Lateralization in chicks and hens: new evidence for control of response by the right eye system
- PMID: 9533387
- DOI: 10.1016/s0028-3932(97)00108-5
Lateralization in chicks and hens: new evidence for control of response by the right eye system
Abstract
Domestic chicks show marked lateralization of visually evoked behaviour: left eye use is associated with, and has advantage for, the detection of novelty; right eye use is associated with the use of selected cues to determine what response should be given.

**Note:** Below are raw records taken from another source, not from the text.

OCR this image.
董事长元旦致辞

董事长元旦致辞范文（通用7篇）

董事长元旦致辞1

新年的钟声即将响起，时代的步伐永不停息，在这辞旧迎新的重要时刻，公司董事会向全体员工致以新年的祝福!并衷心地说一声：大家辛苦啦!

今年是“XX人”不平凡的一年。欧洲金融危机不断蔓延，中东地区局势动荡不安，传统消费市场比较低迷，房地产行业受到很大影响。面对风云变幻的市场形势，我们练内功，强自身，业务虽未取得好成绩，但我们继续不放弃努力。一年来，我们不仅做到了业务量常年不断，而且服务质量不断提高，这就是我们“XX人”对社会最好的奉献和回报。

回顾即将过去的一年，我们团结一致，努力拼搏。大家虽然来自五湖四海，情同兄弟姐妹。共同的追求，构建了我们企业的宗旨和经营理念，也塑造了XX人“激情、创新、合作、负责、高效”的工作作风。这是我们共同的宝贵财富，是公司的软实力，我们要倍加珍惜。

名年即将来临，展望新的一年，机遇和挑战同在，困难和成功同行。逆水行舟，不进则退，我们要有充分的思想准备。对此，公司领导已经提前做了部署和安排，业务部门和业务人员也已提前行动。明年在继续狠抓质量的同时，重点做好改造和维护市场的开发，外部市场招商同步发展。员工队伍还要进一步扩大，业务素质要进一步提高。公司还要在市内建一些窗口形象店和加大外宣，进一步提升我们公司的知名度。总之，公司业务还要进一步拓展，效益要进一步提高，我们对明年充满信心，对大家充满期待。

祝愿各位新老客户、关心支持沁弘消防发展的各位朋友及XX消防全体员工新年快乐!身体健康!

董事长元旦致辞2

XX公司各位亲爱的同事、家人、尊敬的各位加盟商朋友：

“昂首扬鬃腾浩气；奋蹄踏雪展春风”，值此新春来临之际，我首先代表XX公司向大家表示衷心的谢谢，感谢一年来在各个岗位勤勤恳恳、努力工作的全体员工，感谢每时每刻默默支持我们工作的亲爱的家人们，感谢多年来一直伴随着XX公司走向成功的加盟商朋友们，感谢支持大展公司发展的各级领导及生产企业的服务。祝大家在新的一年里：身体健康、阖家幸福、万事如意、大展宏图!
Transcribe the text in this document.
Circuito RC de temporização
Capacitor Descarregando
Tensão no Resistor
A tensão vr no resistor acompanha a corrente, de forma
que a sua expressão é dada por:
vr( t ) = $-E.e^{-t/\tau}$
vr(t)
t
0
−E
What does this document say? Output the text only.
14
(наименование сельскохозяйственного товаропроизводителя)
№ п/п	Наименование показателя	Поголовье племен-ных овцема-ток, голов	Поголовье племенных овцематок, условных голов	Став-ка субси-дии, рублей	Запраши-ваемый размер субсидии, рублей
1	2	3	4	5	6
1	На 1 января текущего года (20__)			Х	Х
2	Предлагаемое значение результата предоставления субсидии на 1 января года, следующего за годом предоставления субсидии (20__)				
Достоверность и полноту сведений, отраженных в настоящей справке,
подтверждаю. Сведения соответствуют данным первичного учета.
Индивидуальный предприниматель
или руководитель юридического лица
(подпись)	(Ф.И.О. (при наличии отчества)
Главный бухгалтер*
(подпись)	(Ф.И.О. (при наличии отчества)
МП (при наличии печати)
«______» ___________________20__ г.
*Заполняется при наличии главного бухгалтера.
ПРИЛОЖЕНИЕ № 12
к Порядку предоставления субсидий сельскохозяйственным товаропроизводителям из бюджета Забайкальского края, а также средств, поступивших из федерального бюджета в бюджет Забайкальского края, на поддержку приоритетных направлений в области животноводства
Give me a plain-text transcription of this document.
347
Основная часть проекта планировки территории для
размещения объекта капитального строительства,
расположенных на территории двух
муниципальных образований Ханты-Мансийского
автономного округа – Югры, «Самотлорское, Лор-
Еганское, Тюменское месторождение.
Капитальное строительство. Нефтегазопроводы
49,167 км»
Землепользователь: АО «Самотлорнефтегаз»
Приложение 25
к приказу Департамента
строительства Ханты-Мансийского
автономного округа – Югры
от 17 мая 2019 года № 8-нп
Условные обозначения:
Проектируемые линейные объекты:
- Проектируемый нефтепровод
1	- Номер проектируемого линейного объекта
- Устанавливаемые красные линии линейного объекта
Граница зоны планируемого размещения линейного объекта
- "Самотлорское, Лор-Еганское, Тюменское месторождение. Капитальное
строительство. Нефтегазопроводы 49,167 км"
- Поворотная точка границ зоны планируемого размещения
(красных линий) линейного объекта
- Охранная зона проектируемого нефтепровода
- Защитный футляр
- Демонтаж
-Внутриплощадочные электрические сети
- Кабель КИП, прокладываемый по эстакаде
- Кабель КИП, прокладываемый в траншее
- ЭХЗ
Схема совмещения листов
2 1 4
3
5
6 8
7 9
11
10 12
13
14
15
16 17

Experiments undertaken to see how far such lateralization might be a transient feature of development showed similar patterns in both adults and chicks: (i) use of the right, but not the left, frontal field allowed the inhibition of pecks at a familiar social partner; (ii) in distant viewing, there was spontaneous preference for more use of the left eye when the social partner was familiar rather than unfamiliar. The chick data, in particular, support the hypothesis that the visual system fed by the right eye is especially competent in the control of response. This is shown by the ability of birds that are using the right eye to inhibit approach to an entirely novel potential social partner, and inhibit pecks at a familiar partner. The resemblances between chick and hen are sufficient to show that the basic adult pattern is already present in the young chick: the various developmental changes in features of lateralization, such as days of bias to control by one or other hemisphere, thus do not cause the appearance of the adult pattern.